Corpo do artigo
Levante o dedo quem não ouviu um político, um empresário ou um cidadão mais ou menos informado sublinhar a importância das exportações para o futuro do país. Não se vêem dedos no horizonte... É na venda dos nossos produtos ao exterior que está, isso é claro, a almofada primeira da crise que nos entrou pela porta adentro sem pedir licença. Sem investimento e sem consumo público e privado, não há volta a dar à coisa! Ocorre que, como se verá de seguida, as exportações não são, tristemente, a panaceia para o gravíssimo problema português. Quer dizer: convém que, não as descurando, continuemos a olhar para as outras variáveis da nossa complexa equação.
O Instituto Nacional de Estatística (INE) atirou-nos ontem com estes números: comparados Dezembro de 2010 com Dezembro de 2011, as exportações deram um trambolhão de 15,4 por cento (uma enormidade!), sobretudo no comércio com o resto da Europa (a nossa principal cliente, com a periclitante Espanha em destaque), mas também no extracomunitário (menos 6,4 por cento).
É um sinal que não espanta os mais atentos. Mais: é um sinal esperado, na exacta medida em que o andamento das economias dos nossos parceiros europeus está como está: sofrível.
Como contornar o problema?
O sector do calçado talvez sirva de exemplo. Também ontem, a associação do sector fez saber que as exportações subiram, em 2011, 16%. É notável, sobretudo porque os empresários contavam, a meio do ano, com um crescimento abaixo dos 10%. De Janeiro a Dezembro, o sector colocou no exterior 95% da sua produção (o equivalente a mais 75 milhões de pares) e chegou mesmo a mais de 130 países nos cinco continentes. Notável, outra vez.

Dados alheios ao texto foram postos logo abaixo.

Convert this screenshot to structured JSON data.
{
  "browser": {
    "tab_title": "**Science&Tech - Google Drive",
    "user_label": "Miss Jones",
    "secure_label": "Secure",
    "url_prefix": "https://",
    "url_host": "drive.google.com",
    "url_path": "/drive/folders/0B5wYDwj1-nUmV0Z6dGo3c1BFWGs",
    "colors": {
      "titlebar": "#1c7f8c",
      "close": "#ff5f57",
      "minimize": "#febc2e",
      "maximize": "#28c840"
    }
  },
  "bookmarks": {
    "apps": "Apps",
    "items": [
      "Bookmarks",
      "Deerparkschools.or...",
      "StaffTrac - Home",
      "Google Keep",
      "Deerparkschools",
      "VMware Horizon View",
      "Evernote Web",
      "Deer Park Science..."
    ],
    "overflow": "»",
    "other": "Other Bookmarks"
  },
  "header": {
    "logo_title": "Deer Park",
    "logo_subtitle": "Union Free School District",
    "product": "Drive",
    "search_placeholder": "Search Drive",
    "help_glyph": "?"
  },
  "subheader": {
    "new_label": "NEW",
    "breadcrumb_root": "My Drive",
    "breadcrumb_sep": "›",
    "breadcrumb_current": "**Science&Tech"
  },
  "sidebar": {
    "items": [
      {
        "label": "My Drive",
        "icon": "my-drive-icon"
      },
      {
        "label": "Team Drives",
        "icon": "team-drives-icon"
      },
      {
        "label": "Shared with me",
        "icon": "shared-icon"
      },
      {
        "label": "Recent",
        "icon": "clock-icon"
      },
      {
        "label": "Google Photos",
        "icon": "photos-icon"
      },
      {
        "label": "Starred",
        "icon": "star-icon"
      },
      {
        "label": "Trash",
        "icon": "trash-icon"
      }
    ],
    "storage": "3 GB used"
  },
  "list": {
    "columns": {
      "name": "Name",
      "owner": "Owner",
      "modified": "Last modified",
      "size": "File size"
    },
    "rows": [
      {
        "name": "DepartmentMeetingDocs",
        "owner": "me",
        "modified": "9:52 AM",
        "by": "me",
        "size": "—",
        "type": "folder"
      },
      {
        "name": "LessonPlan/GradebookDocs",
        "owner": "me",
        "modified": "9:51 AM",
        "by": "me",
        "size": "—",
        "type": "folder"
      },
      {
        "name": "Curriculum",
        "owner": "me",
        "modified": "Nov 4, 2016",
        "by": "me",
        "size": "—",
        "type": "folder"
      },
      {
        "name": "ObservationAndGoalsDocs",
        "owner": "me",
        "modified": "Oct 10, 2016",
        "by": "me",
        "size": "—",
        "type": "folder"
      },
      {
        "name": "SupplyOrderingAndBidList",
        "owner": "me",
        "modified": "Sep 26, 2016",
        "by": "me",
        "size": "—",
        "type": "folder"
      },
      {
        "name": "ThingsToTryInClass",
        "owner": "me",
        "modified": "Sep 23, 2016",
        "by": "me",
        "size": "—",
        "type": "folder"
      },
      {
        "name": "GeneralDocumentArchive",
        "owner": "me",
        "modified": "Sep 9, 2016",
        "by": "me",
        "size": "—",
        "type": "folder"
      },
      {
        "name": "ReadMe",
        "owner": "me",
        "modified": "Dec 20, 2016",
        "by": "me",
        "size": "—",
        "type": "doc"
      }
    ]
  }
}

É um milagre? É - é o milagre da multiplicação do trabalho, da insistência e da definição de uma estratégia com cabeça, tronco e membros, exactamente o que falta noutros sectores.
Os empresários andam nas feiras internacionais há 20 anos (são teimosos, ou resilientes, como agora se diz). Perceberam a tempo que não sairiam da cepa torta caso combatessem pelo preço. E, assim sendo, combateram pelo lado que sobrava: criaram marcas próprias, incorporaram qualidade no produto (isto é: elevaram a cadeia de valor), passaram a responder com eficácia e rapidez às encomendas de quem procura bom calçado, assumiram que o grau de exigência tem de estar cada vez mais alto... E, com tudo isto e o apoio de uma associação (APICCAPS) que sabe estar ao lado dos seus, passaram a estar na moda. As multinacionais partiram - e o sector do calçado resistiu.
Claro: o resultado de 2011, será, porventura, difícil de repetir nos anos que aí vêm, pelas razões conhecidas. Estou em crer que, para os empresários do calçado, essa perspectiva não lhes atrapalha o ânimo e a vontade de contrariar o que parece, à partida, impossível de contrariar. É gente de antes quebrar que torcer. É gente que acha que tudo vale a pena quando a alma não é pequena.